Here's a an example computing a Fibonacci sequence (very inefficiently, with lots of spawned sub-tasks and message passing) [2]

[1] https://github.com/estuary/flow/tree/master/crates/automatio... [2] https://github.com/estuary/flow/blob/master/crates/automatio...


The right metaphor isn't painting, though, it's molding clay. That first pass is slop, but it's raw clay that the agent is very good at molding given a modicum of direction and "not this, do that" comments. The combined first-pass and reshaping time is still far less than writing by hand from scratch. And increasingly, that first pass is ... not bad?


Not all code is fixable. Sometimes the best thing to do with code is to throw it away.

Without any human code to grab on to, AI has a habit of writing code that is pervasively low quality and rife with misunderstandings such that it always needs to be thrown out.

And yes with considerable prompting effort you can improve this picture. But it's easier, faster and cheaper to just write the code yourself. Code is the best specification language we have.

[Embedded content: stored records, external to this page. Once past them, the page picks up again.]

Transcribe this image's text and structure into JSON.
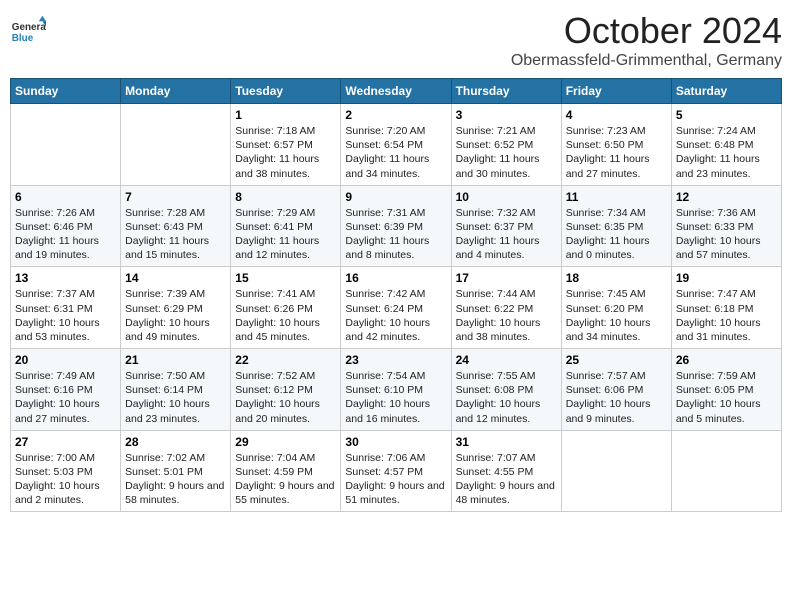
{
  "header": {
    "logo_general": "General",
    "logo_blue": "Blue",
    "month_year": "October 2024",
    "location": "Obermassfeld-Grimmenthal, Germany"
  },
  "weekdays": [
    "Sunday",
    "Monday",
    "Tuesday",
    "Wednesday",
    "Thursday",
    "Friday",
    "Saturday"
  ],
  "weeks": [
    [
      {
        "day": "",
        "sunrise": "",
        "sunset": "",
        "daylight": ""
      },
      {
        "day": "",
        "sunrise": "",
        "sunset": "",
        "daylight": ""
      },
      {
        "day": "1",
        "sunrise": "Sunrise: 7:18 AM",
        "sunset": "Sunset: 6:57 PM",
        "daylight": "Daylight: 11 hours and 38 minutes."
      },
      {
        "day": "2",
        "sunrise": "Sunrise: 7:20 AM",
        "sunset": "Sunset: 6:54 PM",
        "daylight": "Daylight: 11 hours and 34 minutes."
      },
      {
        "day": "3",
        "sunrise": "Sunrise: 7:21 AM",
        "sunset": "Sunset: 6:52 PM",
        "daylight": "Daylight: 11 hours and 30 minutes."
      },
      {
        "day": "4",
        "sunrise": "Sunrise: 7:23 AM",
        "sunset": "Sunset: 6:50 PM",
        "daylight": "Daylight: 11 hours and 27 minutes."
      },
      {
        "day": "5",
        "sunrise": "Sunrise: 7:24 AM",
        "sunset": "Sunset: 6:48 PM",
        "daylight": "Daylight: 11 hours and 23 minutes."
      }
    ],
    [
      {
        "day": "6",
        "sunrise": "Sunrise: 7:26 AM",
        "sunset": "Sunset: 6:46 PM",
        "daylight": "Daylight: 11 hours and 19 minutes."
      },
      {
        "day": "7",
        "sunrise": "Sunrise: 7:28 AM",
        "sunset": "Sunset: 6:43 PM",
        "daylight": "Daylight: 11 hours and 15 minutes."
      },
      {
        "day": "8",
        "sunrise": "Sunrise: 7:29 AM",
        "sunset": "Sunset: 6:41 PM",
        "daylight": "Daylight: 11 hours and 12 minutes."
      },
      {
        "day": "9",
        "sunrise": "Sunrise: 7:31 AM",
        "sunset": "Sunset: 6:39 PM",
        "daylight": "Daylight: 11 hours and 8 minutes."
      },
      {
        "day": "10",
        "sunrise": "Sunrise: 7:32 AM",
        "sunset": "Sunset: 6:37 PM",
        "daylight": "Daylight: 11 hours and 4 minutes."
      },
      {
        "day": "11",
        "sunrise": "Sunrise: 7:34 AM",
        "sunset": "Sunset: 6:35 PM",
        "daylight": "Daylight: 11 hours and 0 minutes."
      },
      {
        "day": "12",
        "sunrise": "Sunrise: 7:36 AM",
        "sunset": "Sunset: 6:33 PM",
        "daylight": "Daylight: 10 hours and 57 minutes."
      }
    ],
    [
      {
        "day": "13",
        "sunrise": "Sunrise: 7:37 AM",
        "sunset": "Sunset: 6:31 PM",
        "daylight": "Daylight: 10 hours and 53 minutes."
      },
      {
        "day": "14",
        "sunrise": "Sunrise: 7:39 AM",
        "sunset": "Sunset: 6:29 PM",
        "daylight": "Daylight: 10 hours and 49 minutes."
      },
      {
        "day": "15",
        "sunrise": "Sunrise: 7:41 AM",
        "sunset": "Sunset: 6:26 PM",
        "daylight": "Daylight: 10 hours and 45 minutes."
      },
      {
        "day": "16",
        "sunrise": "Sunrise: 7:42 AM",
        "sunset": "Sunset: 6:24 PM",
        "daylight": "Daylight: 10 hours and 42 minutes."
      },
      {
        "day": "17",
        "sunrise": "Sunrise: 7:44 AM",
        "sunset": "Sunset: 6:22 PM",
        "daylight": "Daylight: 10 hours and 38 minutes."
      },
      {
        "day": "18",
        "sunrise": "Sunrise: 7:45 AM",
        "sunset": "Sunset: 6:20 PM",
        "daylight": "Daylight: 10 hours and 34 minutes."
      },
      {
        "day": "19",
        "sunrise": "Sunrise: 7:47 AM",
        "sunset": "Sunset: 6:18 PM",
        "daylight": "Daylight: 10 hours and 31 minutes."
      }
    ],
    [
      {
        "day": "20",
        "sunrise": "Sunrise: 7:49 AM",
        "sunset": "Sunset: 6:16 PM",
        "daylight": "Daylight: 10 hours and 27 minutes."
      },
      {
        "day": "21",
        "sunrise": "Sunrise: 7:50 AM",
        "sunset": "Sunset: 6:14 PM",
        "daylight": "Daylight: 10 hours and 23 minutes."
      },
      {
        "day": "22",
        "sunrise": "Sunrise: 7:52 AM",
        "sunset": "Sunset: 6:12 PM",
        "daylight": "Daylight: 10 hours and 20 minutes."
      },
      {
        "day": "23",
        "sunrise": "Sunrise: 7:54 AM",
        "sunset": "Sunset: 6:10 PM",
        "daylight": "Daylight: 10 hours and 16 minutes."
      },
      {
        "day": "24",
        "sunrise": "Sunrise: 7:55 AM",
        "sunset": "Sunset: 6:08 PM",
        "daylight": "Daylight: 10 hours and 12 minutes."
      },
      {
        "day": "25",
        "sunrise": "Sunrise: 7:57 AM",
        "sunset": "Sunset: 6:06 PM",
        "daylight": "Daylight: 10 hours and 9 minutes."
      },
      {
        "day": "26",
        "sunrise": "Sunrise: 7:59 AM",
        "sunset": "Sunset: 6:05 PM",
        "daylight": "Daylight: 10 hours and 5 minutes."
      }
    ],
    [
      {
        "day": "27",
        "sunrise": "Sunrise: 7:00 AM",
        "sunset": "Sunset: 5:03 PM",
        "daylight": "Daylight: 10 hours and 2 minutes."
      },
      {
        "day": "28",
        "sunrise": "Sunrise: 7:02 AM",
        "sunset": "Sunset: 5:01 PM",
        "daylight": "Daylight: 9 hours and 58 minutes."
      },
      {
        "day": "29",
        "sunrise": "Sunrise: 7:04 AM",
        "sunset": "Sunset: 4:59 PM",
        "daylight": "Daylight: 9 hours and 55 minutes."
      },
      {
        "day": "30",
        "sunrise": "Sunrise: 7:06 AM",
        "sunset": "Sunset: 4:57 PM",
        "daylight": "Daylight: 9 hours and 51 minutes."
      },
      {
        "day": "31",
        "sunrise": "Sunrise: 7:07 AM",
        "sunset": "Sunset: 4:55 PM",
        "daylight": "Daylight: 9 hours and 48 minutes."
      },
      {
        "day": "",
        "sunrise": "",
        "sunset": "",
        "daylight": ""
      },
      {
        "day": "",
        "sunrise": "",
        "sunset": "",
        "daylight": ""
      }
    ]
  ]
}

I ask Claude or codex to review staged work regularly, as part of my workflow. This is often after I’ve reviewed myself, so I’m asking it to catch issues I missed.

It will _always_ find about 8 issues. The number doesn’t change, but it gets a bit … weird if it can’t really find a defect. Part of the art of using the tool is recognizing this is happening, and understanding it’s scraping the bottom of its barrel.

However, if there _are_ defects, it’s quite good at finding and surfacing them prominently.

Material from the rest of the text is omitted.